The Rooted Garden Salad has to have roots - right? We have 3 types of radish growing now - stargazer, redhead and rat tail - and we will use all 3 in the salad. So, I headed out to the garden to gather the radishes, greens and herbs. I grabbed a fresh lemon off the tree too.
Are you familiar with the rat tail radish? It is a crazy plant, being a true radish that is grown not for its root but for its seed pod. It is an enormous bee attracting machine that has taken over the middle of my garden. The seed pods can be eaten raw or cooked. My favorite way to eat them is raw on a salad, but you probably knew that already. When gathering the pods you just snip the largest ones and leave the rest of the plant intact.
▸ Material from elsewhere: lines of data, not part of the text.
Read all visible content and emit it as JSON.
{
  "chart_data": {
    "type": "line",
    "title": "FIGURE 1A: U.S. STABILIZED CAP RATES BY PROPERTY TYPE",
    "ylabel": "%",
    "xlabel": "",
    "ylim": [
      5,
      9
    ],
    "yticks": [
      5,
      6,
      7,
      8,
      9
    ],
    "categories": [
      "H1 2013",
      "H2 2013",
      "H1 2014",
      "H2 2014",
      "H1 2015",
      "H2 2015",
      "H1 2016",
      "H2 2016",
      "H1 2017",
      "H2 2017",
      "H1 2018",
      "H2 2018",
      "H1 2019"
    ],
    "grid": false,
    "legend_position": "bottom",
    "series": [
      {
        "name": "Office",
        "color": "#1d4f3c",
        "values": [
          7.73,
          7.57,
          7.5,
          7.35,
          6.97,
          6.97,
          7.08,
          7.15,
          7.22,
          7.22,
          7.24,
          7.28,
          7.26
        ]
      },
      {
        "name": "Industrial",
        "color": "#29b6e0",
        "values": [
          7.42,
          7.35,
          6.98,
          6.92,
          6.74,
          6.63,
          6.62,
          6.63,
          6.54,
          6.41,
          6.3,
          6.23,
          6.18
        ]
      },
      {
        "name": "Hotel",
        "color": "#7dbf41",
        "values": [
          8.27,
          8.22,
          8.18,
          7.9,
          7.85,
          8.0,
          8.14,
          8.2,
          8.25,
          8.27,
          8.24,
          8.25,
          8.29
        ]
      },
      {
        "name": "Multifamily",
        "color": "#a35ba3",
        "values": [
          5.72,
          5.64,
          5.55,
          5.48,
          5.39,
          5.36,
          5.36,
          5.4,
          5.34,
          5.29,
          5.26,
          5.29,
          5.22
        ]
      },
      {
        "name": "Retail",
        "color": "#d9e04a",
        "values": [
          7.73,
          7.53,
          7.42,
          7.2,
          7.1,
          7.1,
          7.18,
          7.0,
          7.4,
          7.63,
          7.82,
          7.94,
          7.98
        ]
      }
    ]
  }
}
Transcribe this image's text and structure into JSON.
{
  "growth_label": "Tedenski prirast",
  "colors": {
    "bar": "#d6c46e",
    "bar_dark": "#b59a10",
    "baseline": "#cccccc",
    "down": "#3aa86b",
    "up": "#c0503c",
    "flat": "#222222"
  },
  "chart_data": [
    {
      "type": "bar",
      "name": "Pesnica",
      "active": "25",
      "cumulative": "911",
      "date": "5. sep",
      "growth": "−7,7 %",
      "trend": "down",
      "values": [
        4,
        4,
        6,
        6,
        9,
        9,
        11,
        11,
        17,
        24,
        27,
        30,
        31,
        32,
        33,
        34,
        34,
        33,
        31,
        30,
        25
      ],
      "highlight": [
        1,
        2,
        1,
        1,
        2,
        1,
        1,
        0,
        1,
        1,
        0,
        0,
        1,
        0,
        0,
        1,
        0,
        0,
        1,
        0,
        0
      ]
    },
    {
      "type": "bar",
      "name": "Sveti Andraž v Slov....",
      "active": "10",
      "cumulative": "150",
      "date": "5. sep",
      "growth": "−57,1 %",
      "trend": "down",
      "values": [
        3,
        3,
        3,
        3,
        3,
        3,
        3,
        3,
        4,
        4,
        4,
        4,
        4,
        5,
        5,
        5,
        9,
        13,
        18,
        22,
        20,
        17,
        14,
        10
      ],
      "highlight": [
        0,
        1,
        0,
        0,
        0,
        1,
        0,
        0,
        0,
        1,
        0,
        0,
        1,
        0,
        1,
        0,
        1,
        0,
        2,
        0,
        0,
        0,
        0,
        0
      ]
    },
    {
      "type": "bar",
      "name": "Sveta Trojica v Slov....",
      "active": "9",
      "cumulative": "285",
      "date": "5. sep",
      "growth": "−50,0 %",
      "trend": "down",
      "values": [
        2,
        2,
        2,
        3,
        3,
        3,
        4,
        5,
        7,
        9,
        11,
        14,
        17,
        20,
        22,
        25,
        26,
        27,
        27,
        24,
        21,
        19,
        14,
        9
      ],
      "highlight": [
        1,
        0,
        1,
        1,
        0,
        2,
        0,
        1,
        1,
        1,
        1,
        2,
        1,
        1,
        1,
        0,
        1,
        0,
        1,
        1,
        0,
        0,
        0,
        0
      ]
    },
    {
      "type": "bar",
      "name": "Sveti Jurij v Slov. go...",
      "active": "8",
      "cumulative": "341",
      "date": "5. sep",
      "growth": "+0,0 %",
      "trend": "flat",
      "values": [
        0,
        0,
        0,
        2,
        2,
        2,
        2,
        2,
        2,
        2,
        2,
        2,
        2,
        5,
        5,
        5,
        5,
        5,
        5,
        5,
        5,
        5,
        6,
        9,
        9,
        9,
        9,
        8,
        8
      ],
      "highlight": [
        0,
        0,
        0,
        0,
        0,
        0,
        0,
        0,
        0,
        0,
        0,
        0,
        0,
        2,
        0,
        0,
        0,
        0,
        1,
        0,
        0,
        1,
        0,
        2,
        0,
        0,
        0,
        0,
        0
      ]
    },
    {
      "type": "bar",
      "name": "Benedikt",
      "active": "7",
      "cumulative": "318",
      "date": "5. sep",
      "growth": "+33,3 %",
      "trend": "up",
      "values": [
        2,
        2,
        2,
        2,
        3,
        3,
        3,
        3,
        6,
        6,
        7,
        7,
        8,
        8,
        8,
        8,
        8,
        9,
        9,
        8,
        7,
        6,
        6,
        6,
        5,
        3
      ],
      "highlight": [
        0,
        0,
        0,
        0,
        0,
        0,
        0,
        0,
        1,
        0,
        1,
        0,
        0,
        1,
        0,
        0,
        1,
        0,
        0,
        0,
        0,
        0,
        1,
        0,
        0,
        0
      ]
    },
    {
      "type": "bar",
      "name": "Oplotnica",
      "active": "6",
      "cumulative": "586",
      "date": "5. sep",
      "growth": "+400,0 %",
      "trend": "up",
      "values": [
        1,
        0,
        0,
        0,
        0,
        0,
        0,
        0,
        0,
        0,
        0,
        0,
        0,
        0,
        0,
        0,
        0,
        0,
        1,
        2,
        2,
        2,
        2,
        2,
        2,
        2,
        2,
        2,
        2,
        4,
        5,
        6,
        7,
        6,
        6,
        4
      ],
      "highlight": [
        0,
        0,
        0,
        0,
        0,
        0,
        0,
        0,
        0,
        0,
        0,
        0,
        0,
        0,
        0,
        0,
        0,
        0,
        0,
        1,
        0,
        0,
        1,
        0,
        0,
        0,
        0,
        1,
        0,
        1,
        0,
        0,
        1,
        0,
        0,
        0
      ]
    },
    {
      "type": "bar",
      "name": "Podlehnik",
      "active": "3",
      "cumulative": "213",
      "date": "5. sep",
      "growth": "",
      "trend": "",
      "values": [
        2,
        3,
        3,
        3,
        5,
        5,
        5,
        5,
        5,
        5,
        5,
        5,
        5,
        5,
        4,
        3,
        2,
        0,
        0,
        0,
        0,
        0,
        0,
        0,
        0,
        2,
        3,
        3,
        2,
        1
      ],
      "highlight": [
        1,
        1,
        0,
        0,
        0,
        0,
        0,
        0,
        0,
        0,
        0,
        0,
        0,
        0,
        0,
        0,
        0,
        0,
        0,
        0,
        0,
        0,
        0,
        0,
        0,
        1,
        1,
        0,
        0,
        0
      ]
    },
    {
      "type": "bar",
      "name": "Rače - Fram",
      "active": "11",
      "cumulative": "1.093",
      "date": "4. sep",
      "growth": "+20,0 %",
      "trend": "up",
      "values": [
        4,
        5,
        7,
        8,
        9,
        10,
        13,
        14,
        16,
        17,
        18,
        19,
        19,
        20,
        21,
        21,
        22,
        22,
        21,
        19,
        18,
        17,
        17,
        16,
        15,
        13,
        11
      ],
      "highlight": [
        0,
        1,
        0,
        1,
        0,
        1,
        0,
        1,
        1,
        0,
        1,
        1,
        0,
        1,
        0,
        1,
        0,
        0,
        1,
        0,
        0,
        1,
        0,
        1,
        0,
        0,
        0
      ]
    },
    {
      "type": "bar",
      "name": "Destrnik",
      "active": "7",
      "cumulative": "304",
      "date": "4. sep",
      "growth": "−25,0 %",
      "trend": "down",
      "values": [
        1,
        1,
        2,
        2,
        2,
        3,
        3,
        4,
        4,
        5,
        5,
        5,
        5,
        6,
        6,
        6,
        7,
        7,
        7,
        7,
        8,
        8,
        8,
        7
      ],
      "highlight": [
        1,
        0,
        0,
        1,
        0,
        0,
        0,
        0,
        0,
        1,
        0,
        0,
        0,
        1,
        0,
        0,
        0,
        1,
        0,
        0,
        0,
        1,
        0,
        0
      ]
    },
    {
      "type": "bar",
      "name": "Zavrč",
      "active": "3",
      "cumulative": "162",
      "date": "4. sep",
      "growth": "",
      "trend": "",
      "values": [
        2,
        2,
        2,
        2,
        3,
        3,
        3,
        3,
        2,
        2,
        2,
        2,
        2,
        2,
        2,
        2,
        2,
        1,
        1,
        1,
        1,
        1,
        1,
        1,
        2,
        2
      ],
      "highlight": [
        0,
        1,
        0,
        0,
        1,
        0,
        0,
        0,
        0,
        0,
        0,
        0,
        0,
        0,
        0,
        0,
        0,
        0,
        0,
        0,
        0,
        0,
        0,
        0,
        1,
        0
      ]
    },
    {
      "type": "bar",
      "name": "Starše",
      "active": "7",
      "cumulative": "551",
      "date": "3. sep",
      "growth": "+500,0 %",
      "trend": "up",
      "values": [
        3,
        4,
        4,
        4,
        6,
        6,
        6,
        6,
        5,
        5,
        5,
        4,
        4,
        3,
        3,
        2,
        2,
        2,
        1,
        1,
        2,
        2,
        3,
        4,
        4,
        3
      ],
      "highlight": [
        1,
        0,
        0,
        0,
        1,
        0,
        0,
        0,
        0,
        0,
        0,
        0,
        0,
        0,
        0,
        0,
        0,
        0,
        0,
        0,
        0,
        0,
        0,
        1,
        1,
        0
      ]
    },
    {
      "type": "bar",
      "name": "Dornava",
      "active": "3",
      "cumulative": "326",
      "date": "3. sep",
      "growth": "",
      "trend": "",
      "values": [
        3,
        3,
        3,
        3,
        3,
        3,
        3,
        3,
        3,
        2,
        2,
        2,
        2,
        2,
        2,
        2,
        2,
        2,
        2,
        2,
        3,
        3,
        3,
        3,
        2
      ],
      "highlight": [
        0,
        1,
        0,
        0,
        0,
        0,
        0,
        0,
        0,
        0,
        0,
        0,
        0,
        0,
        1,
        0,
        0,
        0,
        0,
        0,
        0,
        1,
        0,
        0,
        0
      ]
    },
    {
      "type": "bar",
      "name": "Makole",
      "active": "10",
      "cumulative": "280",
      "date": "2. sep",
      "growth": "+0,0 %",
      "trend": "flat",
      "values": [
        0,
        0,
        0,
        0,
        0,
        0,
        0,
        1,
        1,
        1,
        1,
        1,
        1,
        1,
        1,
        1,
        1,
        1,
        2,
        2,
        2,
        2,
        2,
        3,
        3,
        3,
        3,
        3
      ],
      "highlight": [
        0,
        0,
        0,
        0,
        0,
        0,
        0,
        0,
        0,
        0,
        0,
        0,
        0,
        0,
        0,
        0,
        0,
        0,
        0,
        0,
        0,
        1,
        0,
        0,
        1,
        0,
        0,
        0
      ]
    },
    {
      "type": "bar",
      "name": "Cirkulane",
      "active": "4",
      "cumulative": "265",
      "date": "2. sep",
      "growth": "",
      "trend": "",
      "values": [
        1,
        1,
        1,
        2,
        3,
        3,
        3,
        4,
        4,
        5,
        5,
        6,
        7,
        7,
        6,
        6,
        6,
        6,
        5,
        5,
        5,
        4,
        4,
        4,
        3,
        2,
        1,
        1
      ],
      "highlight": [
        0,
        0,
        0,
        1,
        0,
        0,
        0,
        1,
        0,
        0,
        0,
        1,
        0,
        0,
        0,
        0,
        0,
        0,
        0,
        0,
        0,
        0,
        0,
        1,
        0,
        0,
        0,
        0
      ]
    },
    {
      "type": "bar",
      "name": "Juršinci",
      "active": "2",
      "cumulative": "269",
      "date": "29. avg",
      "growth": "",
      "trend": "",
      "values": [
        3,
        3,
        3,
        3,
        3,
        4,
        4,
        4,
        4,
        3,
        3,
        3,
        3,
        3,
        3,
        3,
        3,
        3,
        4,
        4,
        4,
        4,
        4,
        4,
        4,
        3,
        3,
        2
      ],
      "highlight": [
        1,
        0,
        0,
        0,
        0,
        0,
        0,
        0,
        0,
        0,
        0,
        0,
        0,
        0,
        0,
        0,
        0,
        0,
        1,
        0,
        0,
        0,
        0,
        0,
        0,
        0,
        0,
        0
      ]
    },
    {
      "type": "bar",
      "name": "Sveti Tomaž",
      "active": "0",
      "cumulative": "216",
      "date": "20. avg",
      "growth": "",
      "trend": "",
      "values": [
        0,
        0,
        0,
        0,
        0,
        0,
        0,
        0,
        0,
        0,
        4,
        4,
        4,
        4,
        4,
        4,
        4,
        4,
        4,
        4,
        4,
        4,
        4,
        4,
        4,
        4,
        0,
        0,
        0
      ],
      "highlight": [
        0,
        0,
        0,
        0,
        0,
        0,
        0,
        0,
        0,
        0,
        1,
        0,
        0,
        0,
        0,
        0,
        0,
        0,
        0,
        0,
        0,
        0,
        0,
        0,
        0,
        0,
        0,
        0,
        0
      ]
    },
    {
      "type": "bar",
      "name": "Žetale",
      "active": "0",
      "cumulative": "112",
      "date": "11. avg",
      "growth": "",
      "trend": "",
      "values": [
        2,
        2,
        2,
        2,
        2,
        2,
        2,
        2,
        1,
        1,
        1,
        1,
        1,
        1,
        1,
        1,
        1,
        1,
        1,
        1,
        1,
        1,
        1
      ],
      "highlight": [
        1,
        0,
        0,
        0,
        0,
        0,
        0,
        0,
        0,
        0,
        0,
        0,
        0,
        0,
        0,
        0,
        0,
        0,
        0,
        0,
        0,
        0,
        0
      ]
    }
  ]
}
Easy - right?
The stargazer radish, with its purple pigment makes a dramatic salad topper! The bean looking things are the rat tail radish seed pod. If you don't have access to them - no worries. Just throw in extra conventional radishes.
The Rooted Garden Salad
- 4 cups of mixed greens - I used lettuces, arugula, tender leaf chard, baby kale and radicchio
- 4 thinly sliced radishes - I used stargazer and redhead
- Handful of rat tail radish pods if you have them - if not use more radishes
- Handful of herbs - I used dill, chives and cilantro
THE BEST DRESSING EVER INGREDIENTS:
- 1 clove of garlic
- 2 scallions
- 1 to 2 cups of fresh herbs - I used cilantro, dill, chives and parsley
- 1 tablespoon of brown sugar
- 2 tablespoons of fresh lemon juice
- 2 tablespoons of olive oil
- 1 cup of plain yoghurt (any kind works)
- Dash of cayenne pepper
- Salt and pepper to taste
To make the dressing, throw everything onto a blender and blend until combined. Pour into a lidded jar because there will be extra. The dressing stores well in the refrigerator - just give the jar a shake before using.
Mix the greens and herbs in a big bowl and top with radishes and seed pods. Serve tossed with dressing. Add additional salt and pepper if needed.